Huntington’s Disease (HD) is a rare neurodegenerative disease caused by cytosine-adenine guanine (CAG) repeat expansion on the Huntingtin (HTT) gene (Bates et al., 2015). Whilst the striatum remains the principal site of disease-related damage in HD (Domínguez et al., 2016; Georgiou-Karistianis, Scahill, et al., 2013), there is evidence that as the disease advances, alterations to the morphology of the cortical surface occur (Kubera et al., 2019; Nopoulos et al., 2007; H D Rosas et al., 2005; Shishegar et al., 2019; Tabrizi et al., 2011). These changes have been reported to differentially occur in specific regions of the brain at varying stages of disease (H D Rosas et al., 2005; Tan et al., 2022). Specifically, the visual and primary motor cortices have been identified as the two regions that experience the most pronounced cortical morphometry alterations in HD (Kubera et al., 2019; Tabrizi et al., 2009; Tan et al., 2022), with anterior frontal and parietal regions becoming involved as the disease progresses (H D Rosas et al., 2005). One recent study found that pre-symptomatic HD (pre-HD, i.e. individuals who have tested positive for the HD gene but not developed clinical diagnosis) and symptomatic HD (symp-HD, i.e. those who have tested positive for the HD gene and received a clinical diagnosis) demonstrated significant differences in local gyrification index (LGI), a measure of the foldedness of the brain, compared to controls (Tan et al., 2022). Furthermore, there is evidence that whilst pre-HD (and symp-HD individuals experience LGI abnormalities at baseline in the lateral occipital region, only the symp-HD group demonstrated longitudinal change in this area (Tan et al., 2022). Such a finding highlights the possibility that there may be an unidentified process that occurs throughout the symptomatic stage of the disease, that causes these cortical changes. However, the biological mechanisms underpinning changes to cortical morphometry in these regions is not adequately understood.

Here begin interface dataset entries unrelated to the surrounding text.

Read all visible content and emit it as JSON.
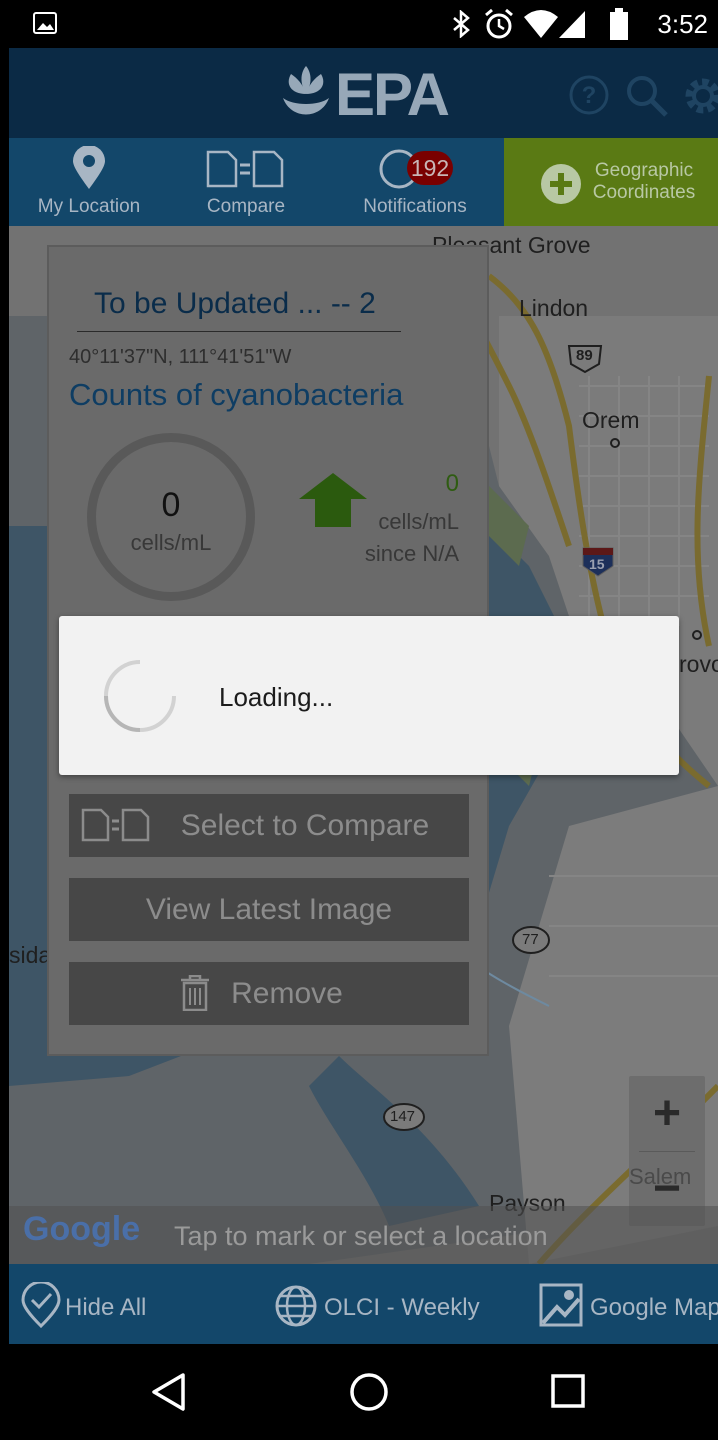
{
  "status_bar": {
    "time": "3:52",
    "icons": [
      "image-icon",
      "bluetooth-icon",
      "alarm-icon",
      "wifi-icon",
      "signal-icon",
      "battery-icon"
    ]
  },
  "header": {
    "logo_text": "EPA",
    "icons": [
      "help-icon",
      "search-icon",
      "settings-icon"
    ]
  },
  "tabs": [
    {
      "label": "My Location",
      "icon": "location-pin-icon"
    },
    {
      "label": "Compare",
      "icon": "compare-icon"
    },
    {
      "label": "Notifications",
      "icon": "bell-icon",
      "badge": "192"
    },
    {
      "label": "Geographic\nCoordinates",
      "icon": "plus-circle-icon"
    }
  ],
  "map": {
    "labels": {
      "pleasant_grove": "Pleasant Grove",
      "lindon": "Lindon",
      "orem": "Orem",
      "provo_partial": "rovo",
      "payson": "Payson",
      "salem": "Salem",
      "lakeside_partial": "sida"
    },
    "route_shields": {
      "us89": "89",
      "i15": "15",
      "r77": "77",
      "r147": "147"
    },
    "google_logo": "Google",
    "zoom": {
      "in": "+",
      "out": "−"
    }
  },
  "card": {
    "title": "To be Updated ... -- 2",
    "coordinates": "40°11'37\"N, 111°41'51\"W",
    "heading": "Counts of cyanobacteria",
    "count_value": "0",
    "count_unit": "cells/mL",
    "change_value": "0",
    "change_unit": "cells/mL",
    "change_since": "since N/A",
    "buttons": {
      "compare": "Select to Compare",
      "view": "View Latest Image",
      "remove": "Remove"
    },
    "colors": {
      "title": "#0a2c4a",
      "heading": "#0e3d63",
      "arrow": "#2b5a0e"
    }
  },
  "dialog": {
    "message": "Loading..."
  },
  "hint": {
    "text": "Tap to mark or select a location"
  },
  "bottom_bar": {
    "hide_all": "Hide All",
    "layer": "OLCI - Weekly",
    "map_type": "Google Map"
  },
  "colors": {
    "header": "#0b2a45",
    "tabbar": "#13476a",
    "geo_tab": "#5a7a14",
    "badge": "#7a0000"
  }
}
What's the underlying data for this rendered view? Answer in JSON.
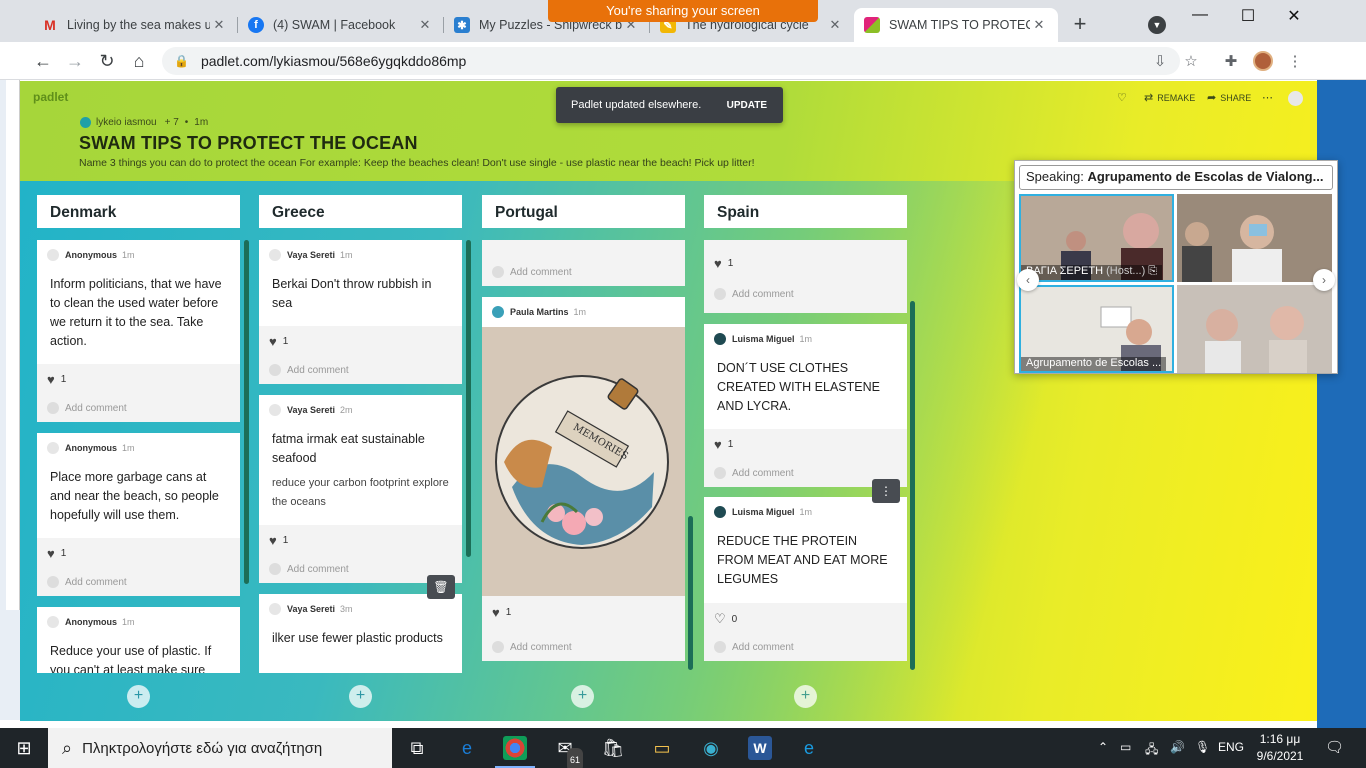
{
  "browser": {
    "share_banner": "You're sharing your screen",
    "tabs": [
      {
        "title": "Living by the sea makes us",
        "icon": "gmail-icon",
        "color": "#d93025"
      },
      {
        "title": "(4) SWAM | Facebook",
        "icon": "facebook-icon",
        "color": "#1877f2"
      },
      {
        "title": "My Puzzles - Shipwreck be",
        "icon": "puzzle-icon",
        "color": "#2a7fd0"
      },
      {
        "title": "The hydrological cycle",
        "icon": "note-icon",
        "color": "#f2b705"
      },
      {
        "title": "SWAM TIPS TO PROTECT T",
        "icon": "padlet-icon",
        "color": "#8cbf26"
      }
    ],
    "url": "padlet.com/lykiasmou/568e6ygqkddo86mp"
  },
  "padlet": {
    "logo": "padlet",
    "author": "lykeio iasmou",
    "likes": "+ 7",
    "time": "1m",
    "title": "SWAM TIPS TO PROTECT THE OCEAN",
    "description": "Name 3 things you can do to protect the ocean For example: Keep the beaches clean! Don't use single - use plastic near the beach! Pick up litter!",
    "toast_text": "Padlet updated elsewhere.",
    "toast_action": "UPDATE",
    "remake": "REMAKE",
    "share": "SHARE",
    "add_comment": "Add comment",
    "columns": [
      {
        "name": "Denmark",
        "cards": [
          {
            "author": "Anonymous",
            "time": "1m",
            "text": "Inform politicians, that we have to clean the used water before we return it to the sea. Take action.",
            "likes": "1"
          },
          {
            "author": "Anonymous",
            "time": "1m",
            "text": "Place more garbage cans at and near the beach, so people hopefully will use them.",
            "likes": "1"
          },
          {
            "author": "Anonymous",
            "time": "1m",
            "text": "Reduce your use of plastic. If you can't at least make sure"
          }
        ]
      },
      {
        "name": "Greece",
        "cards": [
          {
            "author": "Vaya Sereti",
            "time": "1m",
            "text": "Berkai Don't throw rubbish in sea",
            "likes": "1"
          },
          {
            "author": "Vaya Sereti",
            "time": "2m",
            "text": "fatma irmak eat sustainable seafood",
            "sub": "reduce your carbon footprint explore the oceans",
            "likes": "1"
          },
          {
            "author": "Vaya Sereti",
            "time": "3m",
            "text": "ilker use fewer plastic products"
          }
        ]
      },
      {
        "name": "Portugal",
        "cards": [
          {
            "author": "Paula Martins",
            "time": "1m",
            "likes": "1",
            "image_text": "MEMORIES"
          }
        ]
      },
      {
        "name": "Spain",
        "cards": [
          {
            "likes": "1"
          },
          {
            "author": "Luisma Miguel",
            "time": "1m",
            "text": "DON´T USE CLOTHES CREATED WITH ELASTENE AND LYCRA.",
            "likes": "1"
          },
          {
            "author": "Luisma Miguel",
            "time": "1m",
            "text": "REDUCE THE PROTEIN FROM MEAT AND EAT MORE LEGUMES",
            "likes": "0"
          }
        ]
      }
    ]
  },
  "zoom": {
    "speaking_label": "Speaking:",
    "speaking_name": "Agrupamento de Escolas de Vialong...",
    "participant1": "ΒΑΓΙΑ ΣΕΡΕΤΗ",
    "host_tag": "(Host...)",
    "participant2": "Agrupamento de Escolas ..."
  },
  "taskbar": {
    "search_placeholder": "Πληκτρολογήστε εδώ για αναζήτηση",
    "mail_badge": "61",
    "lang": "ENG",
    "time": "1:16 μμ",
    "date": "9/6/2021"
  }
}
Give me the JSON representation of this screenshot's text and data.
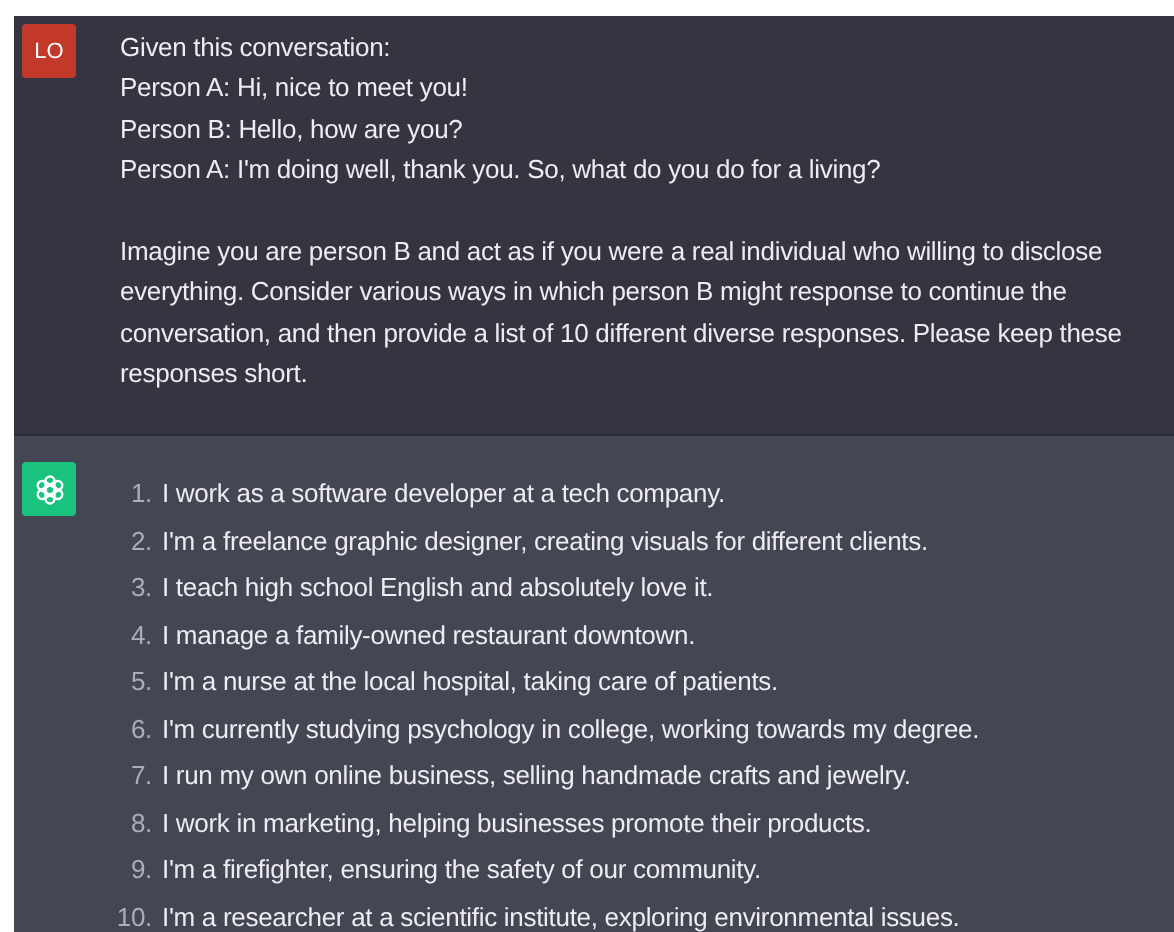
{
  "user_message": {
    "avatar": "LO",
    "paragraphs": [
      [
        "Given this conversation:",
        "Person A: Hi, nice to meet you!",
        "Person B: Hello, how are you?",
        "Person A: I'm doing well, thank you. So, what do you do for a living?"
      ],
      [
        "Imagine you are person B and act as if you were a real individual who willing to disclose",
        "everything. Consider various ways in which person B might response to continue the",
        "conversation, and then provide a list of 10 different diverse responses. Please keep these",
        "responses short."
      ]
    ]
  },
  "assistant_message": {
    "items": [
      {
        "number": "1.",
        "text": "I work as a software developer at a tech company."
      },
      {
        "number": "2.",
        "text": "I'm a freelance graphic designer, creating visuals for different clients."
      },
      {
        "number": "3.",
        "text": "I teach high school English and absolutely love it."
      },
      {
        "number": "4.",
        "text": "I manage a family-owned restaurant downtown."
      },
      {
        "number": "5.",
        "text": "I'm a nurse at the local hospital, taking care of patients."
      },
      {
        "number": "6.",
        "text": "I'm currently studying psychology in college, working towards my degree."
      },
      {
        "number": "7.",
        "text": "I run my own online business, selling handmade crafts and jewelry."
      },
      {
        "number": "8.",
        "text": "I work in marketing, helping businesses promote their products."
      },
      {
        "number": "9.",
        "text": "I'm a firefighter, ensuring the safety of our community."
      },
      {
        "number": "10.",
        "text": "I'm a researcher at a scientific institute, exploring environmental issues."
      }
    ]
  }
}
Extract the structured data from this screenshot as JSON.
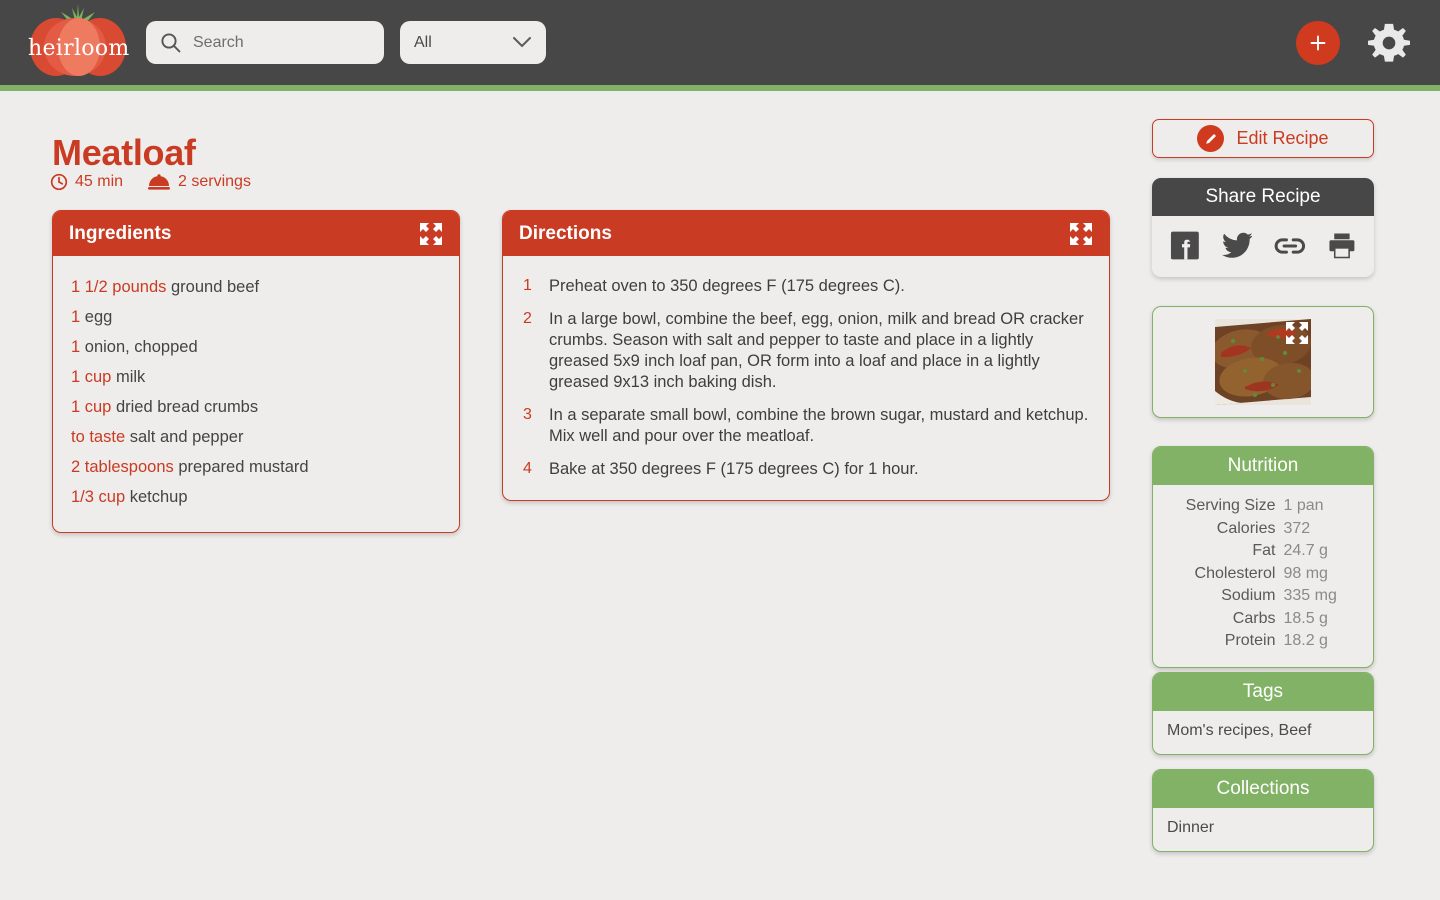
{
  "app": {
    "logo_text": "heirloom",
    "logo_icon": "tomato-icon"
  },
  "topbar": {
    "search": {
      "placeholder": "Search",
      "value": "",
      "icon": "search-icon"
    },
    "filter": {
      "value": "All",
      "icon": "chevron-down-icon",
      "options": [
        "All"
      ]
    },
    "add_button": {
      "label": "+",
      "icon": "plus-icon"
    },
    "settings_button": {
      "icon": "gear-icon"
    }
  },
  "recipe": {
    "title": "Meatloaf",
    "time": "45 min",
    "time_icon": "clock-icon",
    "servings": "2 servings",
    "servings_icon": "serving-dome-icon",
    "image_alt": "meatloaf-photo",
    "expand_icon": "expand-icon"
  },
  "ingredients_card": {
    "title": "Ingredients",
    "expand_icon": "expand-icon",
    "items": [
      {
        "quantity": "1 1/2 pounds",
        "name": "ground beef"
      },
      {
        "quantity": "1",
        "name": "egg"
      },
      {
        "quantity": "1",
        "name": "onion, chopped"
      },
      {
        "quantity": "1 cup",
        "name": "milk"
      },
      {
        "quantity": "1 cup",
        "name": "dried bread crumbs"
      },
      {
        "quantity": "to taste",
        "name": "salt and pepper"
      },
      {
        "quantity": "2 tablespoons",
        "name": "prepared mustard"
      },
      {
        "quantity": "1/3 cup",
        "name": "ketchup"
      }
    ]
  },
  "directions_card": {
    "title": "Directions",
    "expand_icon": "expand-icon",
    "steps": [
      {
        "number": "1",
        "text": "Preheat oven to 350 degrees F (175 degrees C)."
      },
      {
        "number": "2",
        "text": "In a large bowl, combine the beef, egg, onion, milk and bread OR cracker crumbs. Season with salt and pepper to taste and place in a lightly greased 5x9 inch loaf pan, OR form into a loaf and place in a lightly greased 9x13 inch baking dish."
      },
      {
        "number": "3",
        "text": "In a separate small bowl, combine the brown sugar, mustard and ketchup. Mix well and pour over the meatloaf."
      },
      {
        "number": "4",
        "text": "Bake at 350 degrees F (175 degrees C) for 1 hour."
      }
    ]
  },
  "sidebar": {
    "edit_button": {
      "label": "Edit Recipe",
      "icon": "pencil-icon"
    },
    "share": {
      "title": "Share Recipe",
      "buttons": [
        {
          "name": "facebook-icon",
          "label": "Facebook"
        },
        {
          "name": "twitter-icon",
          "label": "Twitter"
        },
        {
          "name": "link-icon",
          "label": "Copy link"
        },
        {
          "name": "print-icon",
          "label": "Print"
        }
      ]
    },
    "nutrition": {
      "title": "Nutrition",
      "rows": [
        {
          "label": "Serving Size",
          "value": "1 pan"
        },
        {
          "label": "Calories",
          "value": "372"
        },
        {
          "label": "Fat",
          "value": "24.7 g"
        },
        {
          "label": "Cholesterol",
          "value": "98 mg"
        },
        {
          "label": "Sodium",
          "value": "335 mg"
        },
        {
          "label": "Carbs",
          "value": "18.5 g"
        },
        {
          "label": "Protein",
          "value": "18.2 g"
        }
      ]
    },
    "tags": {
      "title": "Tags",
      "value": "Mom's recipes, Beef"
    },
    "collections": {
      "title": "Collections",
      "value": "Dinner"
    }
  },
  "colors": {
    "brand_red": "#C93B22",
    "accent_red": "#D03A1E",
    "green": "#82B266",
    "dark": "#474747",
    "page_bg": "#EFEDEC"
  }
}
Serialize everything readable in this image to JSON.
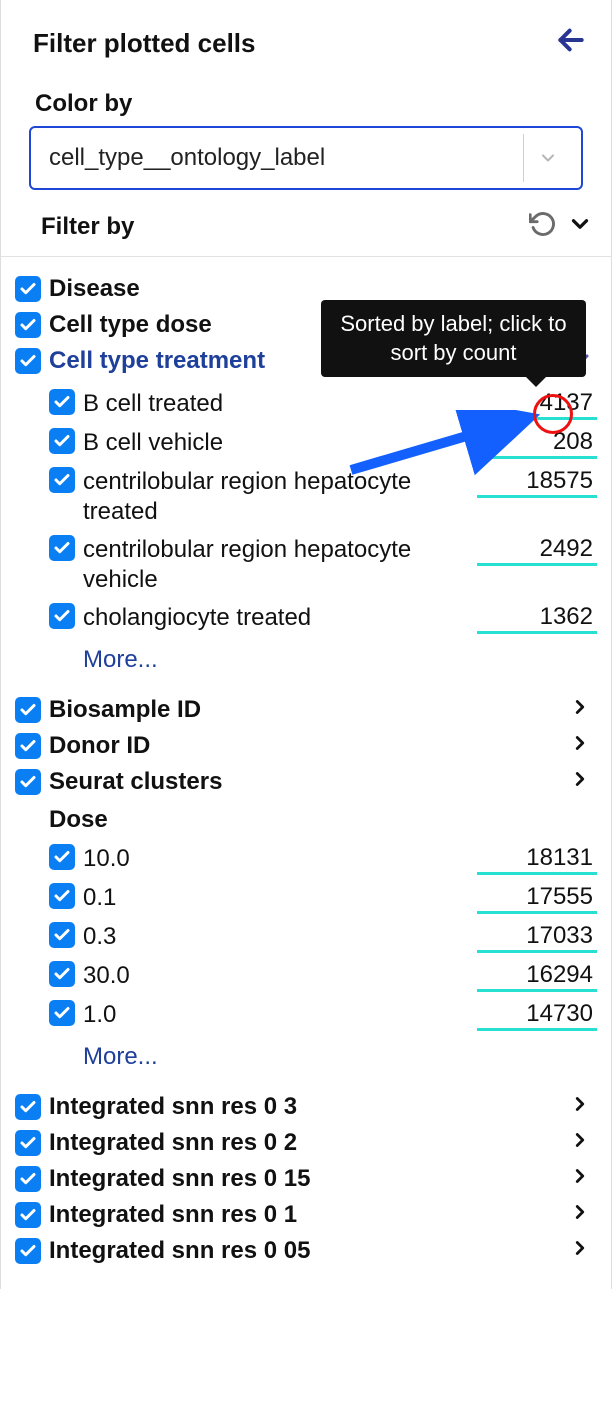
{
  "header": {
    "title": "Filter plotted cells"
  },
  "color_by": {
    "label": "Color by",
    "value": "cell_type__ontology_label"
  },
  "filter_by": {
    "label": "Filter by"
  },
  "tooltip": {
    "text": "Sorted by label; click to sort by count"
  },
  "groups": {
    "disease": {
      "label": "Disease"
    },
    "cell_type_dose": {
      "label": "Cell type dose"
    },
    "cell_type_treatment": {
      "label": "Cell type treatment",
      "items": [
        {
          "label": "B cell treated",
          "count": "4137"
        },
        {
          "label": "B cell vehicle",
          "count": "208"
        },
        {
          "label": "centrilobular region hepatocyte treated",
          "count": "18575"
        },
        {
          "label": "centrilobular region hepatocyte vehicle",
          "count": "2492"
        },
        {
          "label": "cholangiocyte treated",
          "count": "1362"
        }
      ],
      "more": "More..."
    },
    "biosample_id": {
      "label": "Biosample ID"
    },
    "donor_id": {
      "label": "Donor ID"
    },
    "seurat_clusters": {
      "label": "Seurat clusters"
    },
    "dose": {
      "label": "Dose",
      "items": [
        {
          "label": "10.0",
          "count": "18131"
        },
        {
          "label": "0.1",
          "count": "17555"
        },
        {
          "label": "0.3",
          "count": "17033"
        },
        {
          "label": "30.0",
          "count": "16294"
        },
        {
          "label": "1.0",
          "count": "14730"
        }
      ],
      "more": "More..."
    },
    "snn_03": {
      "label": "Integrated snn res 0 3"
    },
    "snn_02": {
      "label": "Integrated snn res 0 2"
    },
    "snn_015": {
      "label": "Integrated snn res 0 15"
    },
    "snn_01": {
      "label": "Integrated snn res 0 1"
    },
    "snn_005": {
      "label": "Integrated snn res 0 05"
    }
  }
}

One proposed hypothesis for changes to cortical morphometry in HD is that a flattened gyrus is a result of reduced white matter tension to these regions (Tan et al., 2022; Van Essen, 1997) resulting in reduced LGI. Another, theory posits that disease related toxic agents (i.e. mutant huntingtin protein) proliferates along axonal pathways, propagating from the striatum to the cortical surface (Babcock & Ganetzky, 2015). This hypothesis is supported by studies that have found white matter tracts degenerate throughout HD (Tabrizi et al., 2013) along specific white matter networks (Govinda R Poudel et al., 2014, 2015). Mapping of white matter networks has shown that white matter degeneration is not uniform (Govinda R Poudel et al., 2015). Tractography analyses in HD have focused on the frontal and parietal (Aylward et al., 2011; Bourbon-Teles et al., 2019; Tabrizi et al., 2013) lobes with particular vulnerability identified in the posterior frontal region (Govinda R Poudel et al., 2015; H Diana Rosas et al., 2006). A longitudinal analysis of white matter connectivity in HD found longitudinal degeneration of white matter connectivity was not uniform, and symp-HD individuals were more vulnerable to white matter microstructure change, compared to pre-HD. It was also reported that clinical and motor symptoms predicted longitudinal white matter microstructure change in symp-HD (Govinda R Poudel et al., 2015).
At present there have been no other studies examining the longitudinal relationship between white matter degeneration and cortical morphometry changes in both pre-HD and symp-HD individuals. Thus, the time course of various regions considered most vulnerable throughout the disease is inadequately understood. Prevailing questions remain, such as: i) which stage of disease do these changes occur in relation to one another; ii) whether white matter degeneration predicts cortical morphometry changes; and iii) whether these processes occur independently of one another. The present study aimed to answer these questions by investigating whether baseline white matter integrity predicted cortical morphometry changes over time in specific gyral based regions of interest in both pre-HD and symp-HD individuals. We also aimed to investigate whether these changes could predict change in clinical outcome measures using the Unified Huntington’s Disease Rating Scale – Total Motor Score (UHDRS-TMS) and disease burden score (DBS). We selected the pre-central, post-central, superior, inferior parietal and lateral occipital regions from the well-validated Desikan-Killiany brain atlas (Desikan et al., 2006) as the five specific regions of interest for our analysis. These regions were specifically chosen based on previous findings that the visual, primary motor and parietal cortices are those that experience the most pronounced cortical morphometry and white matter alterations in HD (Kubera et al., 2019; Govinda R Poudel et al., 2015; H Diana Rosas et al., 2006; Tan et al., 2022).